# Testing Tokenization

In [15]:
import sys
from transformers import AutoTokenizer

In [2]:
HF_MODEL_ID = "EleutherAI/llemma_7b"

In [3]:
tokenizer = AutoTokenizer.from_pretrained(HF_MODEL_ID)

In [4]:
# check special tokens

def check_special_tokens(tokenizer):
    print("Start of sequence token:", tokenizer.bos_token)
    print("End of sequence token:", tokenizer.eos_token)
    print("Padding token:", tokenizer.pad_token)
    print("Unknown token:", tokenizer.unk_token)
    print("Mask token:", tokenizer.mask_token)

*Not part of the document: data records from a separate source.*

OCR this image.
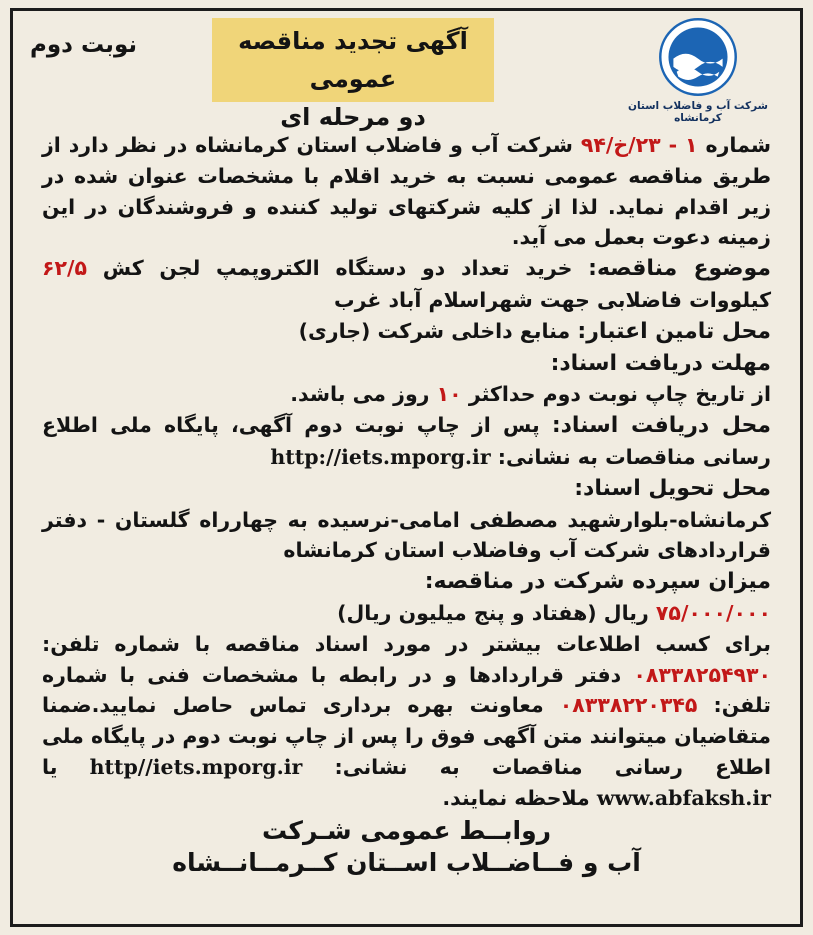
نوبت دوم	آگهی تجدید مناقصه عمومی
دو مرحله ای	شرکت آب و فاضلاب استان کرمانشاه

شماره ۱ - ۲۳/خ/۹۴ شرکت آب و فاضلاب استان کرمانشاه در نظر دارد از طریق مناقصه عمومی نسبت به خرید اقلام با مشخصات عنوان شده در زیر اقدام نماید. لذا از کلیه شرکتهای تولید کننده و فروشندگان در این زمینه دعوت بعمل می آید.

موضوع مناقصه: خرید تعداد دو دستگاه الکتروپمپ لجن کش ۶۲/۵ کیلووات فاضلابی جهت شهراسلام آباد غرب

محل تامین اعتبار: منابع داخلی شرکت (جاری)

مهلت دریافت اسناد:

از تاریخ چاپ نوبت دوم حداکثر ۱۰ روز می باشد.

محل دریافت اسناد: پس از چاپ نوبت دوم آگهی، پایگاه ملی اطلاع رسانی مناقصات به نشانی: http://iets.mporg.ir

محل تحویل اسناد:

کرمانشاه-بلوارشهید مصطفی امامی-نرسیده به چهارراه گلستان - دفتر قراردادهای شرکت آب وفاضلاب استان کرمانشاه

میزان سپرده شرکت در مناقصه:

۷۵/۰۰۰/۰۰۰ ریال (هفتاد و پنج میلیون ریال)

برای کسب اطلاعات بیشتر در مورد اسناد مناقصه با شماره تلفن: ۰۸۳۳۸۲۵۴۹۳۰ دفتر قراردادها و در رابطه با مشخصات فنی با شماره تلفن: ۰۸۳۳۸۲۲۰۳۴۵ معاونت بهره برداری تماس حاصل نمایید.ضمنا متقاضیان میتوانند متن آگهی فوق را پس از چاپ نوبت دوم در پایگاه ملی اطلاع رسانی مناقصات به نشانی: http//iets.mporg.ir یا www.abfaksh.ir ملاحظه نمایند.

روابــط عمومی شـرکت
آب و فــاضــلاب اســتان کــرمــانــشاه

    # Listing all special tokens
    print("All special tokens:", tokenizer.all_special_tokens)

In [5]:
check_special_tokens(tokenizer)

Start of sequence token: <s>
End of sequence token: </s>
Padding token: None
Unknown token: <unk>
Mask token: None
All special tokens: ['<s>', '</s>', '<unk>']


In [6]:
test_strings = [
    "\n",
    "hello.",
    "hello.\n",
    "hello.\nworld.",
    "\n\n",
    "hello.\n\n",
    "hello.\n\nworld.",
    "different prefix\n",
    "different prefix\ndifferent suffix",
]

In [7]:
s0 = test_strings[2]
res0 = tokenizer(s0)
res0.char_to_token(0)
res0

{'input_ids': [1, 22172, 29889, 13], 'attention_mask': [1, 1, 1, 1]}

In [11]:
def check_tokenization(tokenizer, test_string, token='\n'):
    encoded = tokenizer(test_string)
    input_ids = encoded['input_ids']
    decoded_ids = [tokenizer.decode(i) for i in input_ids]
    print((
        f"original string: {repr(test_string)}\n"
        f"- encoded: {input_ids}\n"
        f"- decoded: {decoded_ids}\n"
        f"target token: {repr(token)}\n"
        f"- encoded alone: {tokenizer.encode(token, add_special_tokens=False)}"
    ))
    char_idx = test_string.find(token)
    if char_idx == -1:
        print("- target token not found in test string")
        return
    token_idx = encoded.char_to_token(char_idx)
    print((
        f"- {repr(token)} char idx: {repr(char_idx)}\n"
        f"- {repr(token)} token idx: {repr(token_idx)}\n"
        f"- {repr(token)} token id: {repr(input_ids[token_idx])}\n"
        f"- {repr(token)} decoded: {repr(tokenizer.decode(input_ids[token_idx]))}"
    ))

In [16]:
class RedirectStdoutToFile:
    def __init__(self, filepath):
        self.filepath = filepath
        self.original_stdout = sys.stdout  # Save the original stdout

    def __enter__(self):
        self.file = open(self.filepath, 'w')
        sys.stdout = self.file
        return self  # This can be omitted if not using the as variable

    def __exit__(self, exc_type, exc_val, exc_tb):
        sys.stdout = self.original_stdout  # Restore stdout
        self.file.close()

In [17]:
with RedirectStdoutToFile("dummy.txt") as f:
    for test_string in test_strings:
        check_tokenization(tokenizer, test_string)
        print("###")